A systematic review of outcomes and quality of life after ileorectal anastomosis for ulcerative colitis

Ulcerative colitis (UC) is an inflammatory condition characterized by continuous inflammation throughout the colon and significantly increases the risk of developing colorectal cancer, with up to 1 in 5 patients developing cancer after 30 years of diagnosis [1]. A substantial proportion of patients (up to 30 %) will require colectomy in their lifetime for either intractable inflammation or dysplasia/cancer development [2], [3]. Patients have two broad options after colectomy, one is an end ileostomy and the other is to attempt to re-establish intestinal continuity. Restorative surgery in UC has been performed for over 60 years, with the first procedures dating back to 1953 by Stanley Aylett and colleagues [4]. Restorative surgery has essentially-two main approaches, one is ileorectal anastomosis (IRA), and the other, is ileal pouch-anal anastomosis (IPAA). Both have unique characteristics in terms of bowel function, success, complications, and longevity.

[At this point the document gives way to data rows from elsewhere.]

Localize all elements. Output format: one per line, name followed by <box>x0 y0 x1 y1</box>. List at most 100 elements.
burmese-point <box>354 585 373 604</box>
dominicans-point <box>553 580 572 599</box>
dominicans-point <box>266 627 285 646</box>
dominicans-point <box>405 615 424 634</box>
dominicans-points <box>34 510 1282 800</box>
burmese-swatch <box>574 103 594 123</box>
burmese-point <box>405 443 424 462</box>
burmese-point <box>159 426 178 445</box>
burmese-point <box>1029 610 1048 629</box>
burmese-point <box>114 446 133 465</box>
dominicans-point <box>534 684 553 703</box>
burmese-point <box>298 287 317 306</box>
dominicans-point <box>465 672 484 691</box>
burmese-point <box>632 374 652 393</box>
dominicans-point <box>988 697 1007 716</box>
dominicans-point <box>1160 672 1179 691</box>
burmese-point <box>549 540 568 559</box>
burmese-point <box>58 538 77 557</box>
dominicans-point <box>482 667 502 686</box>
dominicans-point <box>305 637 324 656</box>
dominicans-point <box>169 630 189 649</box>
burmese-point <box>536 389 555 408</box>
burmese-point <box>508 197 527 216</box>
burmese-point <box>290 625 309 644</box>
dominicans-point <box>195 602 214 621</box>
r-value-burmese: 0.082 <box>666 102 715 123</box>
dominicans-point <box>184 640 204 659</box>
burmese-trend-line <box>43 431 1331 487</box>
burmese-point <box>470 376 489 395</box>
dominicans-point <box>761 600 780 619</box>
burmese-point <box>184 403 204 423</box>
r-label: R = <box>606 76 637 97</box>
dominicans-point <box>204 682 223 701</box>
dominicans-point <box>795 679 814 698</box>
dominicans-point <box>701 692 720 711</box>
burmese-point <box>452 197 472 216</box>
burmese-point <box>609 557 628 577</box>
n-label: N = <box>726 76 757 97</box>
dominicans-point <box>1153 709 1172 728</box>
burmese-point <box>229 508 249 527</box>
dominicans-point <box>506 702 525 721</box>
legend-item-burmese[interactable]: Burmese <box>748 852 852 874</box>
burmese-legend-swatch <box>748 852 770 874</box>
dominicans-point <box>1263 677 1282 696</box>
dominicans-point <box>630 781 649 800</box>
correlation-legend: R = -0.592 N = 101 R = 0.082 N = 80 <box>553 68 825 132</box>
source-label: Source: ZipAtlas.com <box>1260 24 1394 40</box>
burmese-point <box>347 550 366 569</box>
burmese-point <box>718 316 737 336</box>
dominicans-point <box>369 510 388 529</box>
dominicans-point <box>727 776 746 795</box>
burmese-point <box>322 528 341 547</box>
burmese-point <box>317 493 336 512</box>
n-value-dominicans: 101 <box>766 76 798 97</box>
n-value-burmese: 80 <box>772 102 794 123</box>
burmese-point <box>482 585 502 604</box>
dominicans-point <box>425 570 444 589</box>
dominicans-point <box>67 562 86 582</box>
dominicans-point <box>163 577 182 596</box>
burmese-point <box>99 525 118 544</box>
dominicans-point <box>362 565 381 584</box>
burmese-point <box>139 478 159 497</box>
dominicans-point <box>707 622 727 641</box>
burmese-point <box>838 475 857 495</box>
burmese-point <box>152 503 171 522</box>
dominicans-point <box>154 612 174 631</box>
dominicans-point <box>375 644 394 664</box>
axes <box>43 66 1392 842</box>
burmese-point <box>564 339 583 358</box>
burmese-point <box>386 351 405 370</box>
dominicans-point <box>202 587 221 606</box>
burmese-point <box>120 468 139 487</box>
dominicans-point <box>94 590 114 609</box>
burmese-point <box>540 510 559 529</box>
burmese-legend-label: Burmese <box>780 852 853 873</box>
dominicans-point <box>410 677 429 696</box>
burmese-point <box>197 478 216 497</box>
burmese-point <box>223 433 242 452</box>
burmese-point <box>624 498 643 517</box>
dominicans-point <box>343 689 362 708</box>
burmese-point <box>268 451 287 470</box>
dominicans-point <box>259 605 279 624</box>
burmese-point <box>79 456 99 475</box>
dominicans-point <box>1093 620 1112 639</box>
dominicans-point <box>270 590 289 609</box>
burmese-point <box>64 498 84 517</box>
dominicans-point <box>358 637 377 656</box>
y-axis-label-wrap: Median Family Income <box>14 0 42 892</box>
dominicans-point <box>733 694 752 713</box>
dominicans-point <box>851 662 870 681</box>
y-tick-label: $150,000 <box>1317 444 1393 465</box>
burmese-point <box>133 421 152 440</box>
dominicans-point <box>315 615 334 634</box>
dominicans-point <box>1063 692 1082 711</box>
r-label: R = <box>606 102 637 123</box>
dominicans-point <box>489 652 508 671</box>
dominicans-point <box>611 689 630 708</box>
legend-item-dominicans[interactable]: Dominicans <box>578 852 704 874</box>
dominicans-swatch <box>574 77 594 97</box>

From the outset, IRA mainly aims to rid the patient of a permanent ileostomy, allowing for the return to normal activities and by extension improvement of the patient’s quality of Life (QoL). However, IRA has its own set of problems despite this laudable aim, both in terms of early postoperative complications, including anastomotic leak, prolonged ileus [5], increased stool frequency [6], recurrent proctitis [7], and the impact on long-term fertility particularly in female patients [8]. Furthermore, the risk of developing cancer in the remnant rectum persists [9] although a recent cohort study reported that the absolute risk of cancer development in the rectal remnant was only 1.6 % at 10 years [10]. Patients with IRA will require continuous surveillance and monitoring for dysplasia/cancer development because a portion of the rectum is in place. Additionally, a proportion of patients may require further surgery in the form of a permanent stoma or conversion to IPAA due to IRA failure.

Therefore, IRA has been largely superseded by IPAA over the last few decades. First described by Sir Alan Parks in 1978 [11], IPAA has gained popularity largely because IPAA permits better control over bowel movements and less urgency and obviates the need for intensive cancer surveillance of the rectal remnant. However, IRA is still performed in current practice in patients who want to avoid more extensive pelvic surgery and thereby avoid the risk of reduced fecundity and erectile dysfunction. While much has been published with regards to surgical outcomes between IRA and IPAA in terms of surgical outcomes and function, there remains little in the literature with regards to the quality of life and symptom experienced post-IRA surgery. This systematic review aims to assess short- and long-term outcomes after IRA for UC, including leak rates, IRA failure (as defined by conversion to pouch or end stoma), dysplasia/cancer risk in the rectal remnant, and QoL post-IRA surgery.